Getting started with Treetop
I’ve been doing some work with Treetop lately. It’s a parsing expression grammar library for Ruby that claims:
Parsing expression grammars (PEGs) are simple to write and easy to maintain. They are a simple but powerful generalization of regular expressions that are easier to work with than the LALR or LR-1 grammars of traditional parser generators. There’s no need for a tokenization phase, and lookahead assertions can be used for a limited degree of context-sensitivity.
And that’s true. PEGs are, for the most part, easy to write and maintain. A couple of excellent talks at LRUG a few months ago demonstrated just how easy and useful they can be.
However, whilst PEGs may be simple in concept, I think many people have found it hard just to get started with Treetop. The documentation is sparse, and doesn’t present a good introduction for the first-time user. It certainly took me quite a while to get to the black triangle stage. So, while the struggle is fresh in my mind, I’ve decided to try to help out those who follow.
I’ve put together a project on GitHub with a couple of examples of Treetop grammars that parse HTML files. The first is very simple, and simply splits the file up into text or tags. The second, more complex, example processes opening, closing, and empty tags separately and extracts attributes.
I’ll walk you through the process of building up the simple grammar and using it to parse a file.
First, install the treetop
and
polyglot
libraries (you can do this via gem
install
). polyglot
allows you to load Treetop
grammars directly in Ruby via require
, which makes
development a bit easier.
We’re going to write a parser that simply splits an HTML
document into tags and text. Here’s a grammar file I’m going to
call simple_html.treetop
:
grammar SimpleHTML rule document (text / tag)* end rule text [^<]+ end rule tag "<" [^>]+ ">" end end
All this says is that a document consists of zero or more
tags and text. Text is anything without an angle
bracket. A tag starts with an angle bracket, contains one or more
characters that aren’t a closing angle bracket, and finishes with a
closing angle bracket. It’s important that we put the parent rule
(document
) at the top so that it is matched in
preference to the child rules that come later.
This grammar doesn’t let us get at the content easily, but it does tell us whether a document conforms to our grammar:
require "treetop" require "polyglot" require "simple_html" parser = SimpleHTMLParser.new p parser.parse("") # => SyntaxNode offset=0, "" p parser.parse("<<<<<") # => nil p parser.parse("<p>Paragraph</p>") # => SyntaxNode offset=0, "<p>Paragraph</p>": # SyntaxNode+Tag0 offset=0, "<p>": # SyntaxNode offset=0, "<" # SyntaxNode offset=1, "p": # SyntaxNode offset=1, "p" # SyntaxNode offset=2, ">" # ...
The first important point is that Treetop generates a Parser
class whose name is that of the grammar followed by
Parser
. In this case, grammar SimpleHTML
has given us class SimpleHTMLParser
.
The second point is that parse returns nil
if it
can’t parse the document.
Now, whilst it’s obvious from the SyntaxNode
output
that something is happening, it’s not immediately useful. But these
nodes are Ruby objects, and Treetop lets us define our own methods
on them. The simplest way to do this is to put some Ruby methods
inline in the grammar file, surrounded by braces:
grammar SimpleHTML rule document (text / tag)* { def content elements.map{ |e| e.content } end } end rule text [^<]+ { def content [:text, text_value] end } end rule tag "<" [^>]+ ">" { def content [:tag, text_value] end } end end
The text_value
method gives us access to the raw
content of a node. elements
lets us dig down a level
into the child nodes. If we now call the content
method on our parsed document, we get a list of text and tags,
thus:
require "treetop" require "polyglot" require "simple_html" parser = SimpleHTMLParser.new p parser.parse("<p>Paragraph</p>").content # => [[:tag, "<p>"], [:text, "Paragraph"], [:tag, "</p>"]]

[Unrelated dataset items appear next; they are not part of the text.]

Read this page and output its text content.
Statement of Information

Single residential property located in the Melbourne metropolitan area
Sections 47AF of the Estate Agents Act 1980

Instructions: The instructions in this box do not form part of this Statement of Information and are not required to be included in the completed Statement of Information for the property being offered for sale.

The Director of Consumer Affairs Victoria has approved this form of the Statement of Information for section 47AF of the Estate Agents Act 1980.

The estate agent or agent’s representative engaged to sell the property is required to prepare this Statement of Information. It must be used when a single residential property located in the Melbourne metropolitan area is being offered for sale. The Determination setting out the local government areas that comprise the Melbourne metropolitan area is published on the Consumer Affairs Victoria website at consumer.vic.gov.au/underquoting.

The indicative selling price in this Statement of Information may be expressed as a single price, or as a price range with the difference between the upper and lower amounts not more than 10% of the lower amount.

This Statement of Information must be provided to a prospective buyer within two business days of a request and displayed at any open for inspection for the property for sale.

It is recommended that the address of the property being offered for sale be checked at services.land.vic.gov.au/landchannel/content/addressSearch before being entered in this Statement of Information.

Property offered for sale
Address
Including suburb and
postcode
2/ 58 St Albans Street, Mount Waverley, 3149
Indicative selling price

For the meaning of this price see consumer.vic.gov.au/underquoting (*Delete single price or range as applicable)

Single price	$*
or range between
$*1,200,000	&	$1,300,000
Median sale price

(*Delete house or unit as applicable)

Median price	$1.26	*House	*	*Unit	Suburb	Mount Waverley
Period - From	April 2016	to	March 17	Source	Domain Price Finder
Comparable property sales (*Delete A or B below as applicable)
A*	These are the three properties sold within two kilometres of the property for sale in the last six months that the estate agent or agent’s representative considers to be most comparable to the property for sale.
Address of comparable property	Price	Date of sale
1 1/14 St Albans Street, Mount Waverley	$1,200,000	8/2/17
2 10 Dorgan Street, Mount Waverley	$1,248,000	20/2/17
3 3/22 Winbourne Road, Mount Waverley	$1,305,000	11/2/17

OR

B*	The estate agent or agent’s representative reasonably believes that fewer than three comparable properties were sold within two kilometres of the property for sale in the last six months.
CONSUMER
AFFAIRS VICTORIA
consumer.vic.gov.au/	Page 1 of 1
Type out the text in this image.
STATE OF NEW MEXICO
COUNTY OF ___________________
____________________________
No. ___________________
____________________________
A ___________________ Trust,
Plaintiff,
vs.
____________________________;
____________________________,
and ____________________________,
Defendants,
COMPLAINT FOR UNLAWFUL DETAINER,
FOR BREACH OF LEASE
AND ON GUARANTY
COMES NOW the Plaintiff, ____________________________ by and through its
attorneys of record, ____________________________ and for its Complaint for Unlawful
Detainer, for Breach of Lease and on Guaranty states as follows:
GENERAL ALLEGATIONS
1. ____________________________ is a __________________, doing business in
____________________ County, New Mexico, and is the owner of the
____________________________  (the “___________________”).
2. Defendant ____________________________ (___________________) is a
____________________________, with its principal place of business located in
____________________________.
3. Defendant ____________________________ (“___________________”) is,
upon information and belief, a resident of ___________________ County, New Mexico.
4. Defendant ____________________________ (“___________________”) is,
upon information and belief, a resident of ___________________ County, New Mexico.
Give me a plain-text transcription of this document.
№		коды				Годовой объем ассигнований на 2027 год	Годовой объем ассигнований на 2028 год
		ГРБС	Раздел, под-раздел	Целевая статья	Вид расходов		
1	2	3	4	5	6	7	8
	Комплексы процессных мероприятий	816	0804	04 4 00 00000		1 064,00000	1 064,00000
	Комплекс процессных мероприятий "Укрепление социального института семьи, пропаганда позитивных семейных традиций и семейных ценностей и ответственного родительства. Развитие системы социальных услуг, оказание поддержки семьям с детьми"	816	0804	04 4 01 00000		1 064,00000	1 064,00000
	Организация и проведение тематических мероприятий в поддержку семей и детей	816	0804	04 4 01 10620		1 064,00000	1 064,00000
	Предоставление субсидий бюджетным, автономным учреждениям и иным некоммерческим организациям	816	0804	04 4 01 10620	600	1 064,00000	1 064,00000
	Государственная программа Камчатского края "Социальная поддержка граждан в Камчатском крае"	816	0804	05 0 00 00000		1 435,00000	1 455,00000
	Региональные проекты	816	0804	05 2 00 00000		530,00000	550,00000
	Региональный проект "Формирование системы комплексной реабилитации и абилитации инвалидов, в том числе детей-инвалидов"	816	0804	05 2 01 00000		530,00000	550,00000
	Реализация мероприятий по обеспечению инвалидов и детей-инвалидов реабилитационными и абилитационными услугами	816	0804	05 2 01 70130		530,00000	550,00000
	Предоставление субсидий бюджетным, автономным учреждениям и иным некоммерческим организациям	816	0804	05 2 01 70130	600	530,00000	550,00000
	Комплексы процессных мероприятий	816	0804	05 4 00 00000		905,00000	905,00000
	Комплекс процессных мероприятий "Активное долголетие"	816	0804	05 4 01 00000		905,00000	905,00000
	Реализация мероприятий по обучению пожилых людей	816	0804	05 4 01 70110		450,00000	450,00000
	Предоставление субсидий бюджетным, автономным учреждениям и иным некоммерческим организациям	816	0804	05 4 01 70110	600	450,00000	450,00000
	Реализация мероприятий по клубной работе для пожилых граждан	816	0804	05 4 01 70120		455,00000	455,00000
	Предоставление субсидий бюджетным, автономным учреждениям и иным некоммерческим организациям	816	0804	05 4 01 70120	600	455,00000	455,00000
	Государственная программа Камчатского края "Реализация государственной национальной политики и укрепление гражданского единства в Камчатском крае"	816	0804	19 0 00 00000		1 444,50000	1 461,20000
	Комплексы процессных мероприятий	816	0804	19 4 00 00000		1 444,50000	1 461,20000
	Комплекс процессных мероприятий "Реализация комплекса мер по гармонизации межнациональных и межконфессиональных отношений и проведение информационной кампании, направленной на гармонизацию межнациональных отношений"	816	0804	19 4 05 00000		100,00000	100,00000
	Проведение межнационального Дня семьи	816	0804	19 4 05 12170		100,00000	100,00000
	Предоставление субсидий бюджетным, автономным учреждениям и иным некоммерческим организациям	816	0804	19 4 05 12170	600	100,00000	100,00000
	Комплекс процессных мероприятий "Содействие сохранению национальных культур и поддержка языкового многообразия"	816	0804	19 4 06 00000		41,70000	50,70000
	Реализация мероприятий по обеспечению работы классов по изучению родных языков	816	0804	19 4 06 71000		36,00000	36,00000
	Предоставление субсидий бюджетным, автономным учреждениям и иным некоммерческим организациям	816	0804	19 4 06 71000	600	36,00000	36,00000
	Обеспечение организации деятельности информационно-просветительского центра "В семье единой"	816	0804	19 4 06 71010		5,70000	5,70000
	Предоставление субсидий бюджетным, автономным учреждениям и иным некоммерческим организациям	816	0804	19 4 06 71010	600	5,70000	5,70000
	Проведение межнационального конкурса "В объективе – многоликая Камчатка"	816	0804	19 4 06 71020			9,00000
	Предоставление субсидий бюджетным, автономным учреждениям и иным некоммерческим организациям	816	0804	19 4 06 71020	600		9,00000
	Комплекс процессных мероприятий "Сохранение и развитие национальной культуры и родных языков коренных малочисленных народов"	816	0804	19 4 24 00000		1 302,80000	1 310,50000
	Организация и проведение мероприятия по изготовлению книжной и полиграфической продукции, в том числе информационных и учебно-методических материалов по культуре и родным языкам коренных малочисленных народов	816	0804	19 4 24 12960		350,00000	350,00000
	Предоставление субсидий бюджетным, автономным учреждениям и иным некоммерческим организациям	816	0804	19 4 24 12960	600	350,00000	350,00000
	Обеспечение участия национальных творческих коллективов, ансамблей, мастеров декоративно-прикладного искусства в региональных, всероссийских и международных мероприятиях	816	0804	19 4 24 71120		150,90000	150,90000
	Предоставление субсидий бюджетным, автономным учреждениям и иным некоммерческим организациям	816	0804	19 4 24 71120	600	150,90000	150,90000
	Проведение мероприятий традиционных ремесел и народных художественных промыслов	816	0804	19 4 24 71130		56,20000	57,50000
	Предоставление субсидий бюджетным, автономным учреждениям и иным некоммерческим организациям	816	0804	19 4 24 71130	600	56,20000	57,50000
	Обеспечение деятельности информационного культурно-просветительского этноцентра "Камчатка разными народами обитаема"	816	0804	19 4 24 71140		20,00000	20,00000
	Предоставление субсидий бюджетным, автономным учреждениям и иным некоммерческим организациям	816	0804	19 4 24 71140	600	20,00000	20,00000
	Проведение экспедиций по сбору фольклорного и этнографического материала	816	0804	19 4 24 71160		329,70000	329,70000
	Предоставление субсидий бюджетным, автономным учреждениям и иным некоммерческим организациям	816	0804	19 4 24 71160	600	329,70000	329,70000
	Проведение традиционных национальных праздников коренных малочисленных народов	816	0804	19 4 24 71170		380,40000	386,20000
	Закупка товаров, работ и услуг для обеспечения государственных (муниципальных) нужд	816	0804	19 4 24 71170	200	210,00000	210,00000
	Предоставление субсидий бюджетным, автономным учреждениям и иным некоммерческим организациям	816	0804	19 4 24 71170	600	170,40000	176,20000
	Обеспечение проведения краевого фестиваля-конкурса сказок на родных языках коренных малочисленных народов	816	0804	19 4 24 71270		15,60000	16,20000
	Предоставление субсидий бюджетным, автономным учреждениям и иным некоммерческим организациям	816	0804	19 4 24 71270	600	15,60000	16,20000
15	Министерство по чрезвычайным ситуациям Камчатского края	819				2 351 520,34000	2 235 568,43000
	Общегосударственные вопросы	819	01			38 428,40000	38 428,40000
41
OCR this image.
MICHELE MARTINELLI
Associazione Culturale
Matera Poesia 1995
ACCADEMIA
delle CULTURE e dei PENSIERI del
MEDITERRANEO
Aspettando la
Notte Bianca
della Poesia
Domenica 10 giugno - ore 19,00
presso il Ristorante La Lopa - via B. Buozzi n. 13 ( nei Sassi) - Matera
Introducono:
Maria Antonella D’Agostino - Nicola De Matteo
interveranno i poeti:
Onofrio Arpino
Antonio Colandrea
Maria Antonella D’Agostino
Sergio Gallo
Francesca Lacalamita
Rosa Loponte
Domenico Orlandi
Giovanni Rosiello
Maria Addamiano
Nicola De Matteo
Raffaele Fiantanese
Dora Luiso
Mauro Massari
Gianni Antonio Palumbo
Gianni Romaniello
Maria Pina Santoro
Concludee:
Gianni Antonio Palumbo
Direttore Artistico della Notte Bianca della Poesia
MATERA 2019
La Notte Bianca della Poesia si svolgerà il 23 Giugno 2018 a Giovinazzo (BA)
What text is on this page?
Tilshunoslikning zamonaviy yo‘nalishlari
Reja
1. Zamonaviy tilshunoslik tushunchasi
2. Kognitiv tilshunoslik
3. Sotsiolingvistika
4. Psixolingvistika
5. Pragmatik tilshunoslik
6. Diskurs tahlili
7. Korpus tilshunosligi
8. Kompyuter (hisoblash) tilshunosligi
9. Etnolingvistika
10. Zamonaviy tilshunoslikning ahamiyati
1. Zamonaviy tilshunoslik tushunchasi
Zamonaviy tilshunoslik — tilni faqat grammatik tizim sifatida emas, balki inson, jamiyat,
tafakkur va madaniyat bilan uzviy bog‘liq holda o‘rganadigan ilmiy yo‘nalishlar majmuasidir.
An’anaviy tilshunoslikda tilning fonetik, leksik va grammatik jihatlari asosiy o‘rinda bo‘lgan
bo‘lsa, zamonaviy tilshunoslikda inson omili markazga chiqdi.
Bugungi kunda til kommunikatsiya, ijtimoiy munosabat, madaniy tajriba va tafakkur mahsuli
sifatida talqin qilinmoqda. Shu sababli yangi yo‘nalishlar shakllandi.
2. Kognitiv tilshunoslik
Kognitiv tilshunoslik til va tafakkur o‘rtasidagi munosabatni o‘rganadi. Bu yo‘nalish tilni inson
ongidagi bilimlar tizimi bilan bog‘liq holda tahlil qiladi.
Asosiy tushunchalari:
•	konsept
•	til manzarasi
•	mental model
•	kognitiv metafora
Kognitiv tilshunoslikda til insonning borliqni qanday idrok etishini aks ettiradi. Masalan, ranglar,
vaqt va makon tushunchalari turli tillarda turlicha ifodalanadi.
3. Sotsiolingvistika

We’re on our way now. By expanding the rules, we can get down into tag types and attributes, as in this more complex grammar.
Some other points are worth noting:
- You don’t have to use
polyglot
. You can use the command-linett
program to convert a Treetop grammar into Ruby. This gives better error reporting, and may save time if you have a particularly complex grammar, as it only needs to be processed once. - You can subclass SyntaxNode and define methods in a separate Ruby file. This gives better backtraces.
- Treetop is greedy in its consumption of input. This makes some things that would be easy in regular expressions quite difficult in Treetop.
Have a look at my Treetop examples if you want to get started or just play around. I hope I’ve managed to save someone a bit of time.